Under the Green Hill

Home > Other > Under the Green Hill > Page 25
Under the Green Hill Page 25

by Laura L. Sullivan


  Fearlessly—because he did not know enough to be afraid—Finn climbed the Green Hill and settled himself at the summit. For several hours he didn’t see any fairies, and it occurred to him he might have been duped. The sun climbed higher, and the day grew uncomfortably hot and bright. Sweat started to bead on his forehead and drip down the back of his neck, and little sweat bees (which don’t sting) hovered to sip the salts his body was shedding. Then, when the sun was directly overhead and he could hardly see for the glare, shapes finally emerged from the place where the brilliant, sunny green of the hill met the forest’s deep shade.

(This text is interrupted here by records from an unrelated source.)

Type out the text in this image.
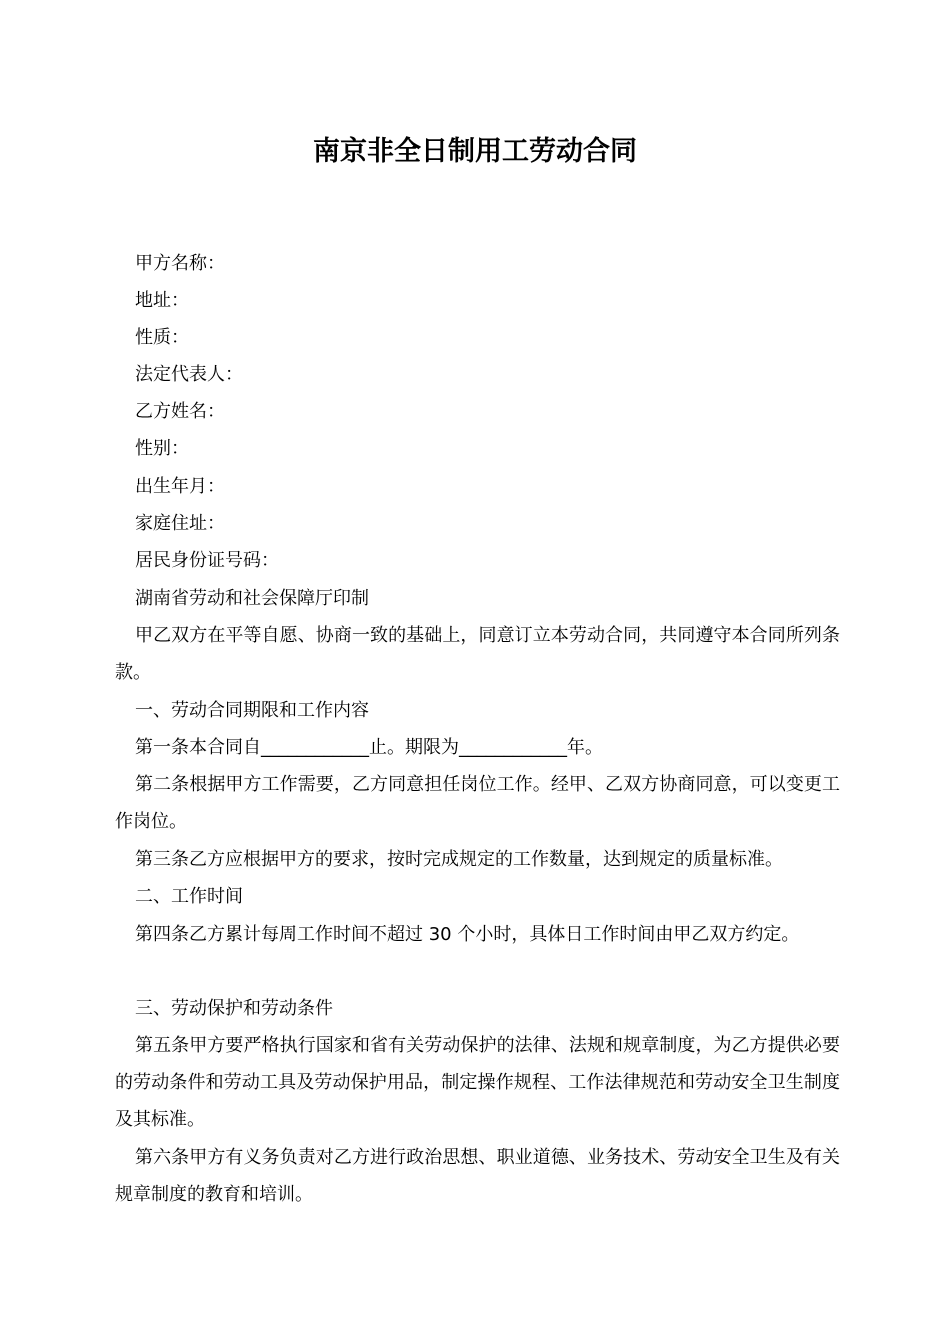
南京非全日制用工劳动合同
甲方名称：
地址：
性质：
法定代表人：
乙方姓名：
性别：
出生年月：
家庭住址：
居民身份证号码：
湖南省劳动和社会保障厅印制
甲乙双方在平等自愿、协商一致的基础上，同意订立本劳动合同，共同遵守本合同所列条款。
一、劳动合同期限和工作内容
第一条本合同自____________止。期限为____________年。
第二条根据甲方工作需要，乙方同意担任岗位工作。经甲、乙双方协商同意，可以变更工作岗位。
第三条乙方应根据甲方的要求，按时完成规定的工作数量，达到规定的质量标准。
二、工作时间
第四条乙方累计每周工作时间不超过 30 个小时，具体日工作时间由甲乙双方约定。
三、劳动保护和劳动条件
第五条甲方要严格执行国家和省有关劳动保护的法律、法规和规章制度，为乙方提供必要的劳动条件和劳动工具及劳动保护用品，制定操作规程、工作法律规范和劳动安全卫生制度及其标准。
第六条甲方有义务负责对乙方进行政治思想、职业道德、业务技术、劳动安全卫生及有关规章制度的教育和培训。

  Finn saw the Seelie Court that day, marching in their fairy rade. It is a rite that reconnects them with the real world, the world of humans and sunshine, to which they are bound. For the fairies, like captured humans, are sometimes wont to retreat to the twilight lands beneath the Green Hill, and if they stay too long, they may sink irrevocably back into the earth from which they were born. And so they emerge to salute the day, greet the trees, touch the flowers, and sometimes give a lucky mortal a glimpse of their grandeur.

  Perhaps two dozen fairies rode past Finn that day, but in his eyes there was only one. There below him on her dappled palfrey rode the Seelie queen, bewitching, enticing, untouchable. It was all he could do to keep from jumping to his feet and running after her. But he knew that would give away his secret, and he didn’t want to take any chances. The queen passed out of sight, and Finn was left in solitude.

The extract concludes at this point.